C’est pas pour dire, mais y en a bougrement qui truquent dans les mêmes conditions. Parbleu, chacun tient à sa carcasse, - on n’en a pas de rechange, une fois usée, c’est pour de bon !

Nom de dieu de nom de dieu ! quand je pense tout de même aux couleuvres que j’ai avalées; quelles floppées, oh là là !
Naturellement, au temps où je gobais que les mômes poussaient sous les choux j’étais catholique.
Faut dire qu’à l’époque, même les types qui se disaient démocrates, laissaient les marchands d’eau bénite salir leur mômes; les faisaient baptiser, confirmer, communier, marier, etc.
Ils trouvaient ça simple, tout en étant libre-penseurs. - Et, sans remonter si haut, il est facile d’en dégotter de ces bougres-là, encore aujourd’hui.
Donc, comme tous les gosses, on m’a abruti avec les gnoleries chrétiennes.
Pourtant, c’est ce qui m’a passé le plus vite; une fois en apprentissage je me suis rapidement dégourdi.
Les marchands de prières nous prêchent le paradis: « C’est très bath, le paradis, que je me dis.

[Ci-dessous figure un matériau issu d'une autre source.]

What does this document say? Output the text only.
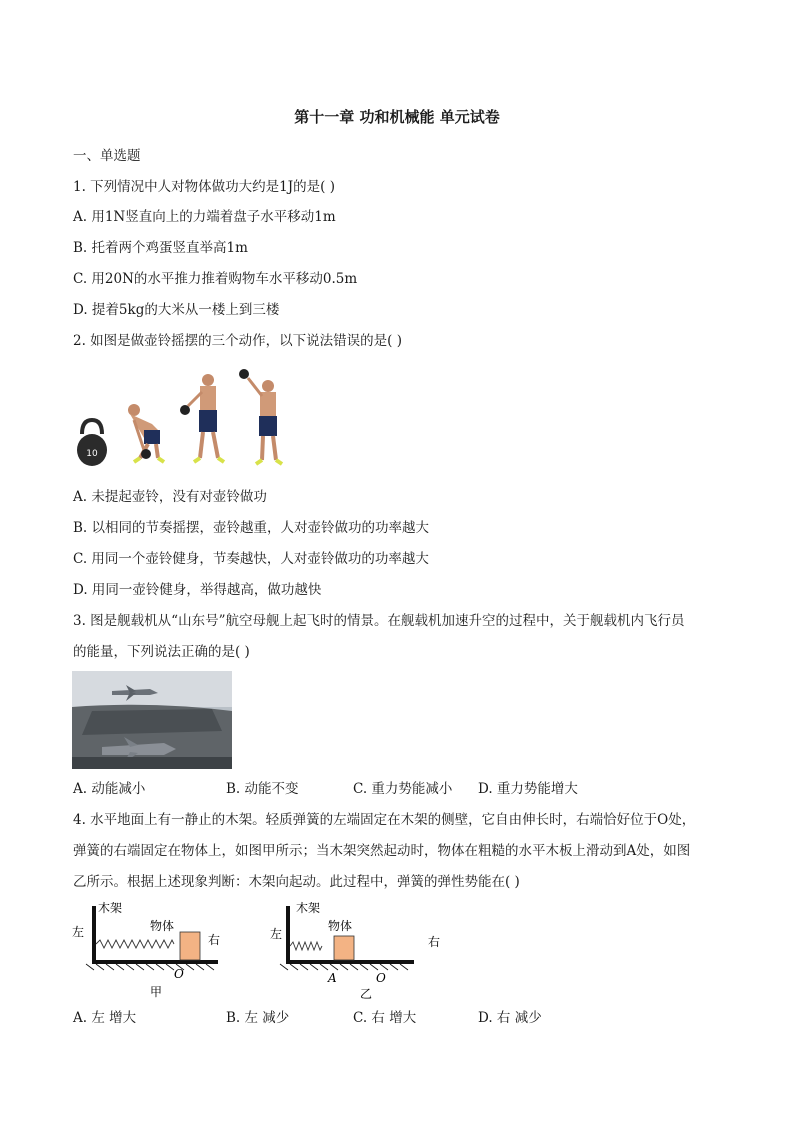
第十一章 功和机械能 单元试卷
一、单选题
1. 下列情况中人对物体做功大约是1J的是( )
A. 用1N竖直向上的力端着盘子水平移动1m
B. 托着两个鸡蛋竖直举高1m
C. 用20N的水平推力推着购物车水平移动0.5m
D. 提着5kg的大米从一楼上到三楼
2. 如图是做壶铃摇摆的三个动作，以下说法错误的是( )
10
A. 未提起壶铃，没有对壶铃做功
B. 以相同的节奏摇摆，壶铃越重，人对壶铃做功的功率越大
C. 用同一个壶铃健身，节奏越快，人对壶铃做功的功率越大
D. 用同一壶铃健身，举得越高，做功越快
3. 图是舰载机从“山东号”航空母舰上起飞时的情景。在舰载机加速升空的过程中，关于舰载机内飞行员
的能量，下列说法正确的是( )
A. 动能减小	B. 动能不变	C. 重力势能减小 D. 重力势能增大
4. 水平地面上有一静止的木架。轻质弹簧的左端固定在木架的侧壁，它自由伸长时，右端恰好位于O处，
弹簧的右端固定在物体上，如图甲所示；当木架突然起动时，物体在粗糙的水平木板上滑动到A处，如图
乙所示。根据上述现象判断：木架向起动。此过程中，弹簧的弹性势能在( )
木架
物体
左
右
O
甲
木架
物体
左
右
A	O
乙
A. 左 增大	B. 左 减少	C. 右 增大	D. 右 减少
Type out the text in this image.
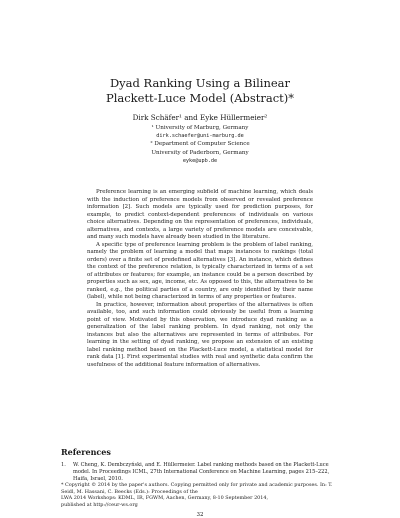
Dyad Ranking Using a Bilinear
Plackett-Luce Model (Abstract)*
Dirk Schäfer¹ and Eyke Hüllermeier²
¹ University of Marburg, Germany
dirk.schaefer@uni-marburg.de
² Department of Computer Science
University of Paderborn, Germany
eyke@upb.de

Preference learning is an emerging subfield of machine learning, which deals with the induction of preference models from observed or revealed preference information [2]. Such models are typically used for prediction purposes, for example, to predict context-dependent preferences of individuals on various choice alternatives. Depending on the representation of preferences, individuals, alternatives, and contexts, a large variety of preference models are conceivable, and many such models have already been studied in the literature.

A specific type of preference learning problem is the problem of label ranking, namely the problem of learning a model that maps instances to rankings (total orders) over a finite set of predefined alternatives [3]. An instance, which defines the context of the preference relation, is typically characterized in terms of a set of attributes or features; for example, an instance could be a person described by properties such as sex, age, income, etc. As opposed to this, the alternatives to be ranked, e.g., the political parties of a country, are only identified by their name (label), while not being characterized in terms of any properties or features.

In practice, however, information about properties of the alternatives is often available, too, and such information could obviously be useful from a learning point of view. Motivated by this observation, we introduce dyad ranking as a generalization of the label ranking problem. In dyad ranking, not only the instances but also the alternatives are represented in terms of attributes. For learning in the setting of dyad ranking, we propose an extension of an existing label ranking method based on the Plackett-Luce model, a statistical model for rank data [1]. First experimental studies with real and synthetic data confirm the usefulness of the additional feature information of alternatives.

References
1.	W. Cheng, K. Dembczyński, and E. Hüllermeier. Label ranking methods based on the Plackett-Luce model. In Proceedings ICML, 27th International Conference on Machine Learning, pages 215–222, Haifa, Israel, 2010.
* Copyright © 2014 by the paper's authors. Copying permitted only for private and academic purposes. In: T. Seidl, M. Hassani, C. Beecks (Eds.): Proceedings of the
LWA 2014 Workshops: KDML, IR, FGWM, Aachen, Germany, 8-10 September 2014,
published at http://ceur-ws.org
32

Seulement, je le veux sur cette terre, de mon vivant. Quand j’aurai tourné de l’œil ce sera pour de bon, et si je coupais plus longtemps dans les boniments des rabâcheurs de patrenôtres, - je serais volé, mille bombes ! »
Je ruminais ça, à l’époque, sans bien savoir au juste; j’ai vu depuis que j’avais tout à fait raison.

Puis, j’ai avalé tous les bouquins qui me tombaient sous la patte, anciens et nouveaux.
Je gobais que la vie était pareille à ce que je lisais. Les romanciers de mon époque, c’étaient Alexandre Dumas, Victor Hugo, Eugène Süe ; et je voyais partout des d’Artagnan, des Rodin, des Esmeralda faisant danser leurs chèvres.
Je chantais la Lisette de Béranger, croyant que c’était arrivé; et je me disais avec ce blagueur:
Dans un grenier qu’on est bien à vingt ans.
Je t’en fiche: j’aime autant l’entresol !
C’était encore de l’illusion que je me foutais dans la bouillotte. La vie réelle, C’est pas ça !
Ah, les romans ! C’est une deuxième religion qui nous empoigne quand nous avons échappé à la première.
Quand donc, nom d’un pétard, qu’on viendra à l’éducation vraie et naturelle, qui nous montrera la vie telle qu’elle est, - et nous empêchera de prendre les vessies pour des becs de gaz !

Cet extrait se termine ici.